Rather than completely robbing the story of its all-important characterisation and underlying messages however, Imaishi’s approach heightens the emotional impact. I soon felt drawn into the rollercoaster ride where their world is colourful and unpredictable, and those rare moments where the story pauses for breath feel all the more meaningful because of that. It also reflects the lived experiences of the characters themselves: respite from the danger and misery is rare and death can hit you unexpectedly, so the moments of calm, reflection and irreverent humour are all the more precious.
Looking back on Imaishi’s back catalogue so far, I’m starting to think that this is a rather underrated aspect of his storytelling. The liveliness and not-a-single-frame-wasted visual style might define his work for many, but I’ve grown to appreciate his ability to know when to kick into overdrive and when to dial it back to deliver The Feels.
When I think of Gurren Lagann or Kill la Kill I don’t just think of their comic book excesses; what sticks in my memory are the larger-than-life characters, and Edgerunners has loads of them. We see the burden carried by Maine and the toll that it takes on him, both physically and psychologically; David and Lucy allow themselves to open up to each other, to have dreams and lofty ideals, despite their surroundings punishing selflessness and vulnerability at every turn; Rebecca comes across as a Melt-Banana album given (cybernetically-enhanced) human form and handed a pair of oversized shotguns.

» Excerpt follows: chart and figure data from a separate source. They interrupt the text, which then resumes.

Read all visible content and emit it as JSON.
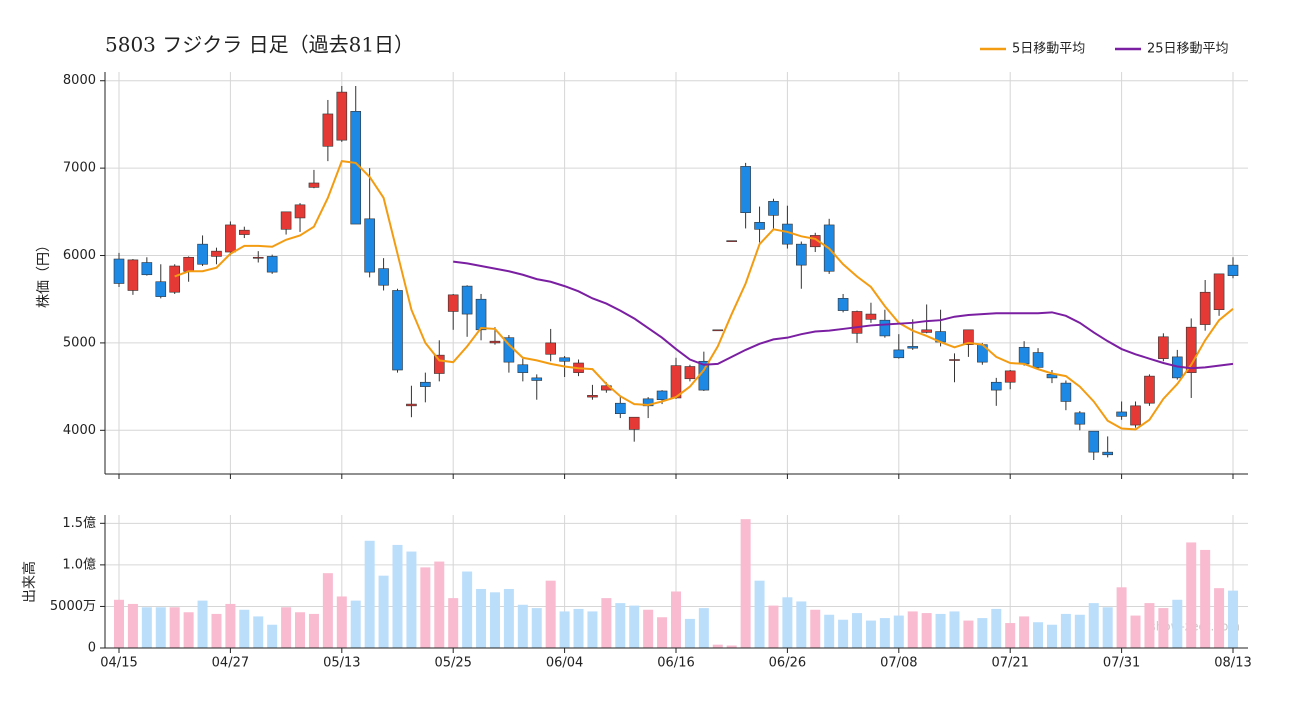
{
  "chart_data": [
    {
      "type": "candlestick",
      "title": "5803 フジクラ  日足（過去81日）",
      "ylabel": "株価（円）",
      "categories": [
        "04/15",
        null,
        null,
        null,
        null,
        null,
        null,
        null,
        "04/27",
        null,
        null,
        null,
        null,
        null,
        null,
        null,
        "05/13",
        null,
        null,
        null,
        null,
        null,
        null,
        null,
        "05/25",
        null,
        null,
        null,
        null,
        null,
        null,
        null,
        "06/04",
        null,
        null,
        null,
        null,
        null,
        null,
        null,
        "06/16",
        null,
        null,
        null,
        null,
        null,
        null,
        null,
        "06/26",
        null,
        null,
        null,
        null,
        null,
        null,
        null,
        "07/08",
        null,
        null,
        null,
        null,
        null,
        null,
        null,
        "07/21",
        null,
        null,
        null,
        null,
        null,
        null,
        null,
        "07/31",
        null,
        null,
        null,
        null,
        null,
        null,
        null,
        "08/13"
      ],
      "open": [
        5960,
        5600,
        5920,
        5700,
        5580,
        5820,
        6130,
        5990,
        6040,
        6240,
        5970,
        5990,
        6300,
        6430,
        6780,
        7250,
        7320,
        7650,
        6420,
        5850,
        5600,
        4280,
        4550,
        4650,
        5360,
        5650,
        5500,
        5000,
        5060,
        4750,
        4600,
        4870,
        4830,
        4660,
        4380,
        4460,
        4310,
        4010,
        4360,
        4450,
        4370,
        4590,
        4790,
        5150,
        6170,
        7020,
        6380,
        6620,
        6360,
        6130,
        6100,
        6350,
        5510,
        5110,
        5270,
        5260,
        4920,
        4960,
        5120,
        5130,
        4800,
        4980,
        4980,
        4550,
        4550,
        4950,
        4890,
        4640,
        4540,
        4200,
        3990,
        3750,
        4210,
        4060,
        4310,
        4820,
        4840,
        4660,
        5210,
        5380,
        5890
      ],
      "high": [
        6030,
        5960,
        5980,
        5900,
        5900,
        5990,
        6230,
        6090,
        6390,
        6330,
        6050,
        6010,
        6500,
        6600,
        6980,
        7780,
        7940,
        7940,
        7000,
        5970,
        5620,
        4510,
        4660,
        5030,
        5560,
        5660,
        5560,
        5180,
        5090,
        4820,
        4640,
        5160,
        4850,
        4810,
        4520,
        4550,
        4390,
        4150,
        4380,
        4460,
        4830,
        4750,
        4900,
        5150,
        6170,
        7060,
        6560,
        6650,
        6570,
        6160,
        6260,
        6420,
        5560,
        5370,
        5460,
        5380,
        5100,
        5270,
        5440,
        5380,
        4880,
        5150,
        5000,
        4600,
        4690,
        5020,
        4940,
        4690,
        4570,
        4220,
        3990,
        3930,
        4330,
        4330,
        4640,
        5110,
        4920,
        5280,
        5720,
        5790,
        5980
      ],
      "low": [
        5640,
        5550,
        5770,
        5510,
        5560,
        5700,
        5880,
        5900,
        6000,
        6200,
        5920,
        5790,
        6240,
        6270,
        6770,
        7080,
        7300,
        6360,
        5750,
        5600,
        4660,
        4150,
        4320,
        4560,
        5150,
        5070,
        5030,
        4980,
        4660,
        4560,
        4350,
        4790,
        4610,
        4620,
        4350,
        4430,
        4140,
        3870,
        4140,
        4300,
        4360,
        4560,
        4450,
        5150,
        6170,
        6310,
        6150,
        6290,
        6080,
        5620,
        6040,
        5790,
        5350,
        5000,
        5230,
        5060,
        4820,
        4920,
        5110,
        4960,
        4550,
        4840,
        4750,
        4280,
        4470,
        4740,
        4700,
        4540,
        4230,
        4000,
        3660,
        3690,
        4120,
        4030,
        4280,
        4790,
        4580,
        4370,
        5140,
        5310,
        5740
      ],
      "close": [
        5680,
        5950,
        5780,
        5530,
        5880,
        5980,
        5900,
        6050,
        6350,
        6290,
        5980,
        5810,
        6500,
        6580,
        6830,
        7620,
        7870,
        6360,
        5810,
        5660,
        4690,
        4300,
        4500,
        4860,
        5550,
        5330,
        5150,
        5020,
        4780,
        4660,
        4570,
        5000,
        4790,
        4770,
        4400,
        4510,
        4190,
        4150,
        4280,
        4350,
        4740,
        4730,
        4460,
        5150,
        6170,
        6490,
        6300,
        6460,
        6130,
        5890,
        6230,
        5820,
        5370,
        5360,
        5330,
        5080,
        4830,
        4940,
        5150,
        5010,
        4810,
        5150,
        4780,
        4460,
        4680,
        4760,
        4720,
        4600,
        4330,
        4070,
        3750,
        3720,
        4160,
        4280,
        4620,
        5070,
        4600,
        5180,
        5580,
        5790,
        5770
      ],
      "up_color": "#e53935",
      "down_color": "#1e88e5",
      "series": [
        {
          "name": "5日移動平均",
          "color": "#f39c12",
          "values": [
            null,
            null,
            null,
            null,
            5760,
            5820,
            5820,
            5860,
            6020,
            6110,
            6110,
            6100,
            6180,
            6230,
            6330,
            6660,
            7080,
            7060,
            6900,
            6660,
            6020,
            5380,
            5000,
            4800,
            4780,
            4960,
            5170,
            5160,
            4980,
            4830,
            4800,
            4760,
            4730,
            4710,
            4700,
            4530,
            4390,
            4300,
            4290,
            4330,
            4380,
            4500,
            4690,
            4960,
            5330,
            5680,
            6130,
            6300,
            6270,
            6220,
            6190,
            6080,
            5900,
            5760,
            5640,
            5420,
            5230,
            5140,
            5080,
            5010,
            4950,
            5000,
            4980,
            4840,
            4770,
            4760,
            4700,
            4650,
            4620,
            4500,
            4330,
            4110,
            4020,
            4010,
            4120,
            4360,
            4530,
            4750,
            5030,
            5260,
            5390
          ]
        },
        {
          "name": "25日移動平均",
          "color": "#7b1fa2",
          "values": [
            null,
            null,
            null,
            null,
            null,
            null,
            null,
            null,
            null,
            null,
            null,
            null,
            null,
            null,
            null,
            null,
            null,
            null,
            null,
            null,
            null,
            null,
            null,
            null,
            5930,
            5910,
            5880,
            5850,
            5820,
            5780,
            5730,
            5700,
            5650,
            5590,
            5510,
            5450,
            5370,
            5280,
            5170,
            5060,
            4930,
            4810,
            4750,
            4760,
            4840,
            4920,
            4990,
            5040,
            5060,
            5100,
            5130,
            5140,
            5160,
            5180,
            5200,
            5210,
            5220,
            5230,
            5250,
            5260,
            5300,
            5320,
            5330,
            5340,
            5340,
            5340,
            5340,
            5350,
            5310,
            5230,
            5120,
            5020,
            4930,
            4870,
            4820,
            4770,
            4730,
            4710,
            4720,
            4740,
            4760
          ]
        }
      ],
      "ylim": [
        3500,
        8100
      ],
      "yticks": [
        4000,
        5000,
        6000,
        7000,
        8000
      ],
      "grid": true,
      "legend": "top-right"
    },
    {
      "type": "bar",
      "ylabel": "出来高",
      "values": [
        58000000,
        53000000,
        49000000,
        49000000,
        49000000,
        43000000,
        57000000,
        41000000,
        53000000,
        46000000,
        38000000,
        28000000,
        49000000,
        43000000,
        41000000,
        90000000,
        62000000,
        57000000,
        129000000,
        87000000,
        124000000,
        116000000,
        97000000,
        104000000,
        60000000,
        92000000,
        71000000,
        67000000,
        71000000,
        52000000,
        48000000,
        81000000,
        44000000,
        47000000,
        44000000,
        60000000,
        54000000,
        51000000,
        46000000,
        37000000,
        68000000,
        35000000,
        48000000,
        4000000,
        3000000,
        155000000,
        81000000,
        51000000,
        61000000,
        56000000,
        46000000,
        40000000,
        34000000,
        42000000,
        33000000,
        36000000,
        39000000,
        44000000,
        42000000,
        41000000,
        44000000,
        33000000,
        36000000,
        47000000,
        30000000,
        38000000,
        31000000,
        28000000,
        41000000,
        40000000,
        54000000,
        49000000,
        73000000,
        39000000,
        54000000,
        48000000,
        58000000,
        127000000,
        118000000,
        72000000,
        69000000
      ],
      "colors": [
        "#f8bbd0",
        "#f8bbd0",
        "#bbdefb",
        "#bbdefb",
        "#f8bbd0",
        "#f8bbd0",
        "#bbdefb",
        "#f8bbd0",
        "#f8bbd0",
        "#bbdefb",
        "#bbdefb",
        "#bbdefb",
        "#f8bbd0",
        "#f8bbd0",
        "#f8bbd0",
        "#f8bbd0",
        "#f8bbd0",
        "#bbdefb",
        "#bbdefb",
        "#bbdefb",
        "#bbdefb",
        "#bbdefb",
        "#f8bbd0",
        "#f8bbd0",
        "#f8bbd0",
        "#bbdefb",
        "#bbdefb",
        "#bbdefb",
        "#bbdefb",
        "#bbdefb",
        "#bbdefb",
        "#f8bbd0",
        "#bbdefb",
        "#bbdefb",
        "#bbdefb",
        "#f8bbd0",
        "#bbdefb",
        "#bbdefb",
        "#f8bbd0",
        "#f8bbd0",
        "#f8bbd0",
        "#bbdefb",
        "#bbdefb",
        "#f8bbd0",
        "#f8bbd0",
        "#f8bbd0",
        "#bbdefb",
        "#f8bbd0",
        "#bbdefb",
        "#bbdefb",
        "#f8bbd0",
        "#bbdefb",
        "#bbdefb",
        "#bbdefb",
        "#bbdefb",
        "#bbdefb",
        "#bbdefb",
        "#f8bbd0",
        "#f8bbd0",
        "#bbdefb",
        "#bbdefb",
        "#f8bbd0",
        "#bbdefb",
        "#bbdefb",
        "#f8bbd0",
        "#f8bbd0",
        "#bbdefb",
        "#bbdefb",
        "#bbdefb",
        "#bbdefb",
        "#bbdefb",
        "#bbdefb",
        "#f8bbd0",
        "#f8bbd0",
        "#f8bbd0",
        "#f8bbd0",
        "#bbdefb",
        "#f8bbd0",
        "#f8bbd0",
        "#f8bbd0",
        "#bbdefb"
      ],
      "ylim": [
        0,
        160000000
      ],
      "yticks": [
        0,
        {
          "value": 50000000,
          "label": "5000万"
        },
        {
          "value": 100000000,
          "label": "1.0億"
        },
        {
          "value": 150000000,
          "label": "1.5億"
        }
      ],
      "grid": true
    }
  ],
  "watermark": "show-zeet.com"
}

If I have one criticism, it’s that I didn’t get to spend enough time with them. Perhaps extending the ten-part series to a more conventional twelve-plus episodes might have allowed for some more character development, but much like FLCL – the mini-series that defined this frenetically-paced anime style for me – it does at least avoid outstaying its welcome. Maybe in this context it’s more appropriate, as the old saying goes, to burn out than to fade away.